Despite recent reports of crashing to Great Depression level lows we are already seeing a rebound.
According to the US Census Bureau both rental vacancy rates are down and home ownership rates are up. While not a massive jump, US home ownership rates rose 0.4% between the second and third quarters of this year. Clearly even this small increase is good news for real estate investing and shows that things are rising on a national level.
So who is buying, who is dropping out and who should real estate investing companies be focusing their marketing efforts on? While the rates of the youngest and oldest groups of homeowners seem to have been affected relatively equally it is those between 35 to 45 who have seen the biggest drop in home ownership. Additional statistics show that adults between 45 to 54 years old still hold the highest levels at 72.7%.
So yes the older generations may have held onto their homes and be in a better financial situation in many cases and first time buyers may be a hot market, those in the middle who really want to get back on the housing ladder may offer some of the best opportunities if approached correctly with the right product.

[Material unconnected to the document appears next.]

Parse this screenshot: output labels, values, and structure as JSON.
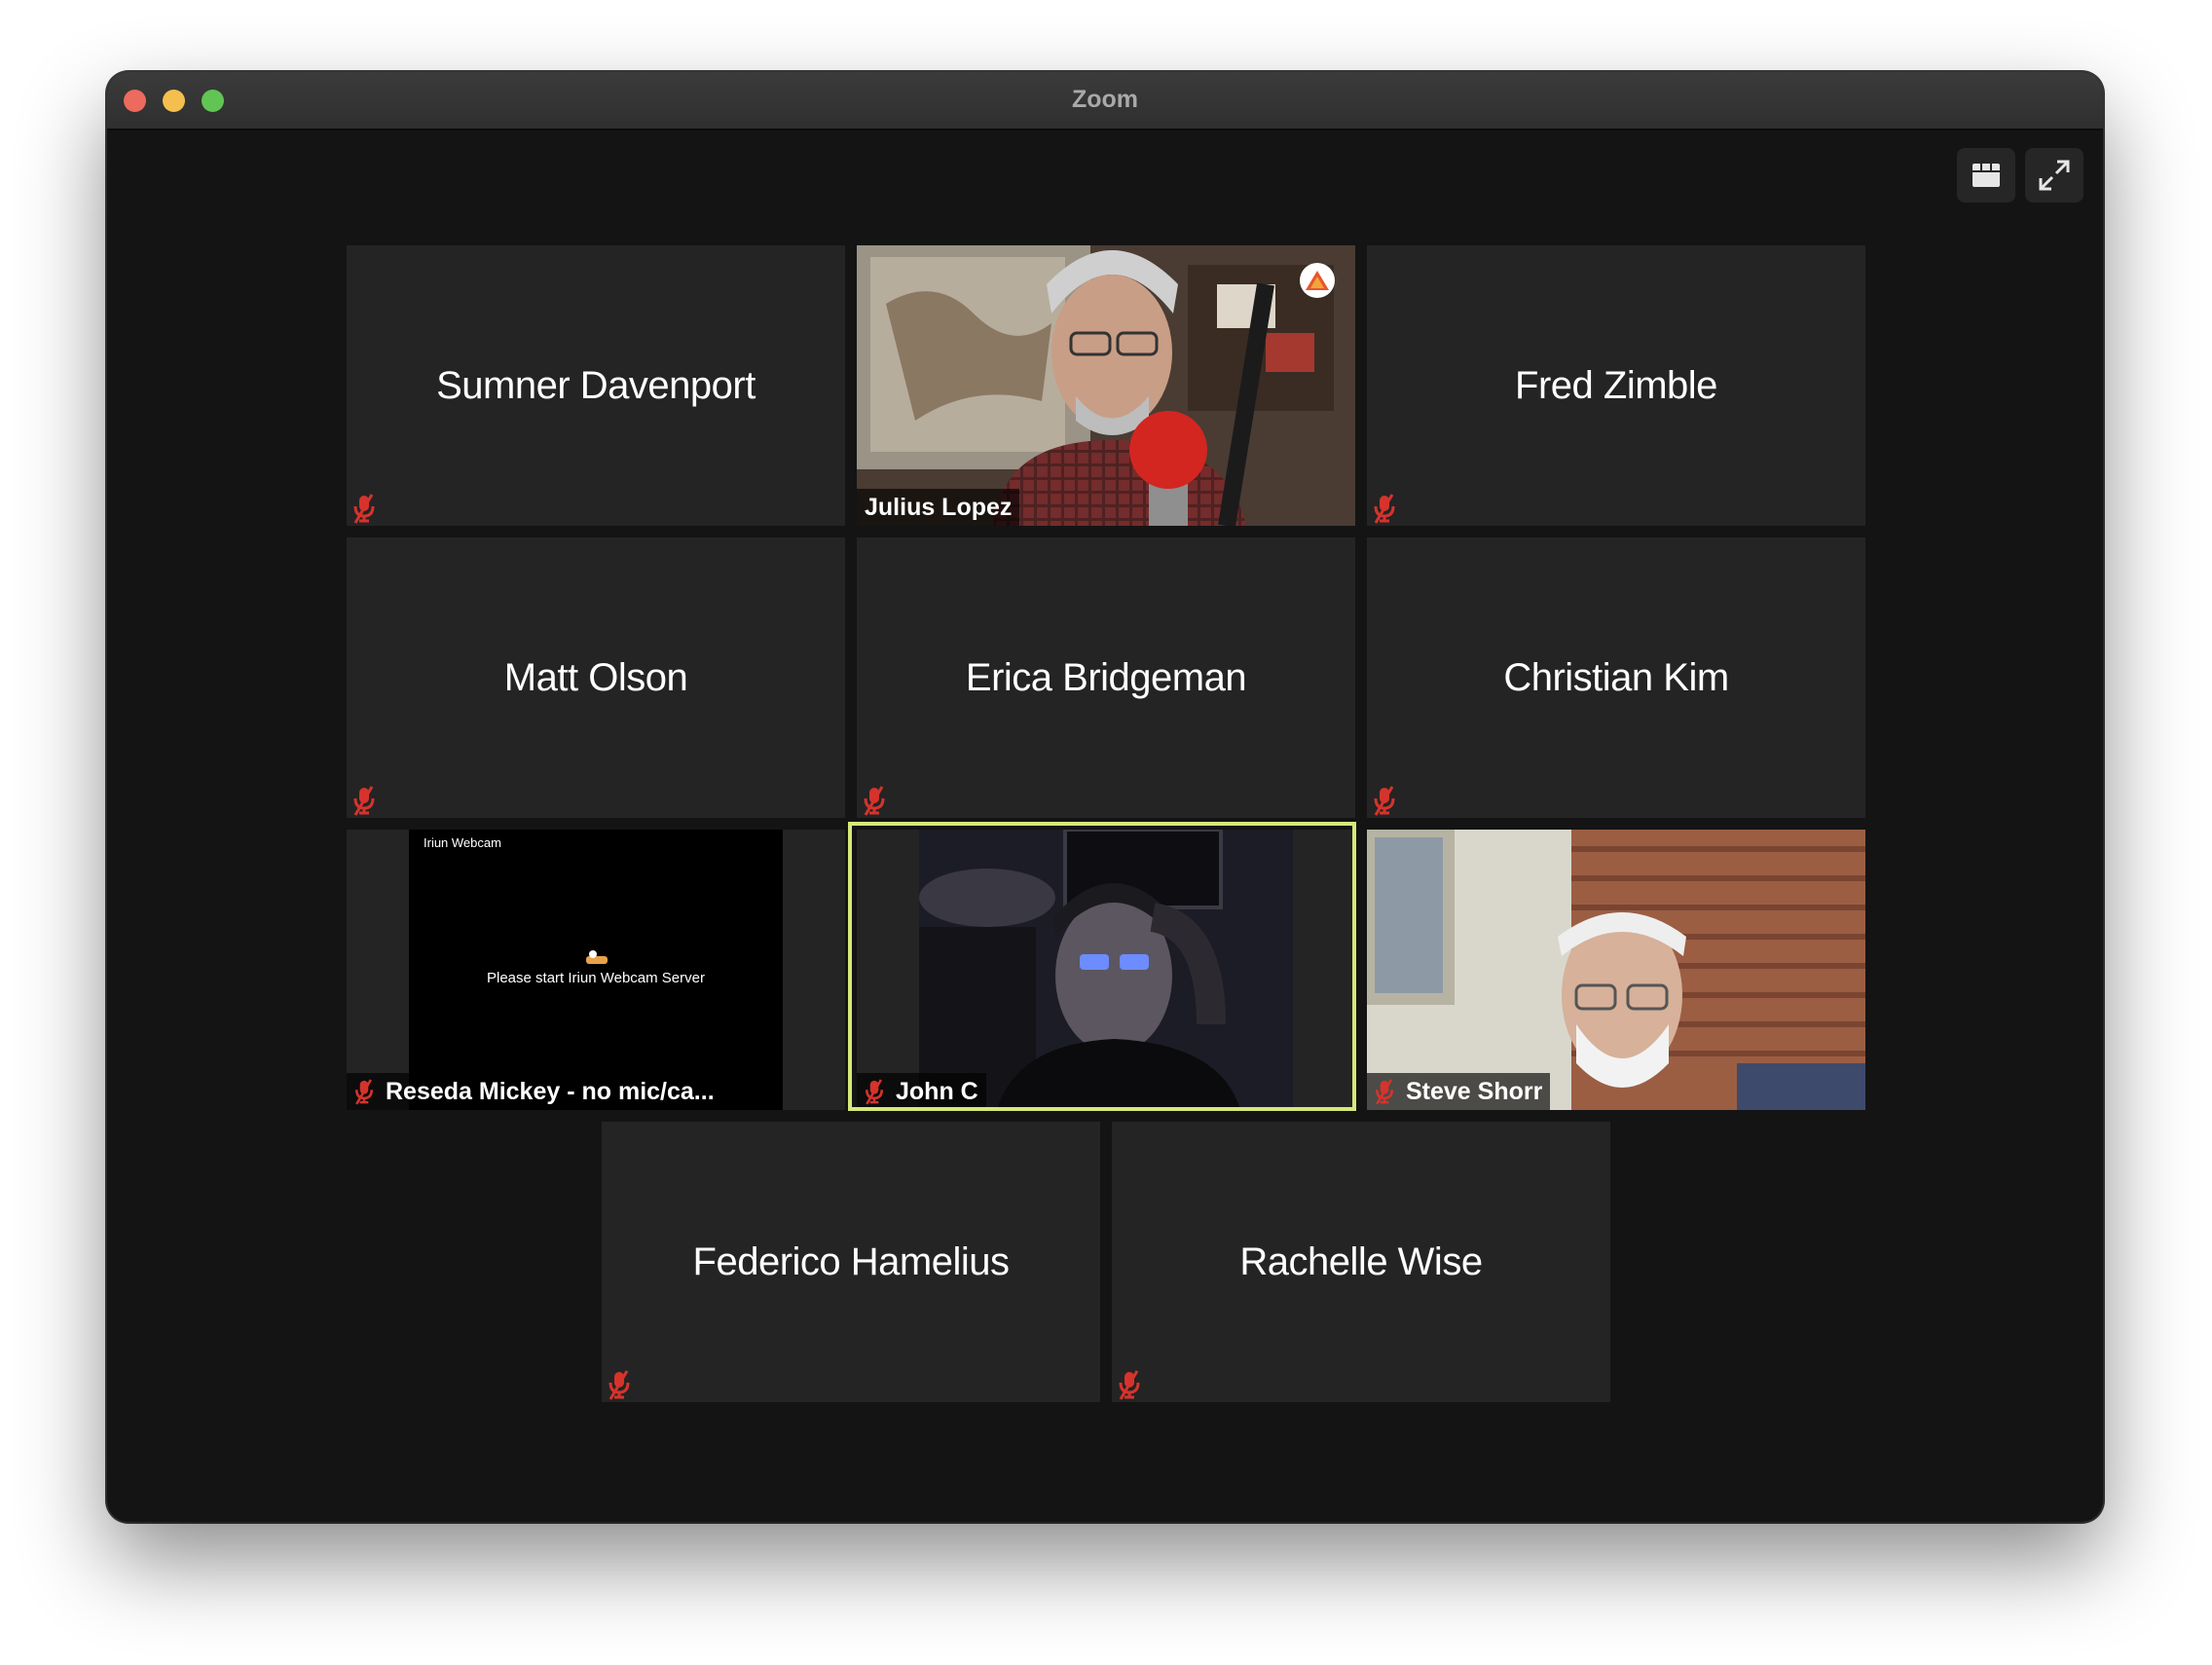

Just remember that whatever market you have decided to focus on real estate investing in, the more targeted your marketing and the better you can hone in on one niche the the better the returns you will see on your marketing budget and the faster you will reap results. This not only just means property types and locale, but all demographics including age, occupation, income levels and more. So when you sit down to plan out your marketing for next month or next year, keep this in mind and look for the real estate investing marketing channels that will allow you to do the best job of targeting.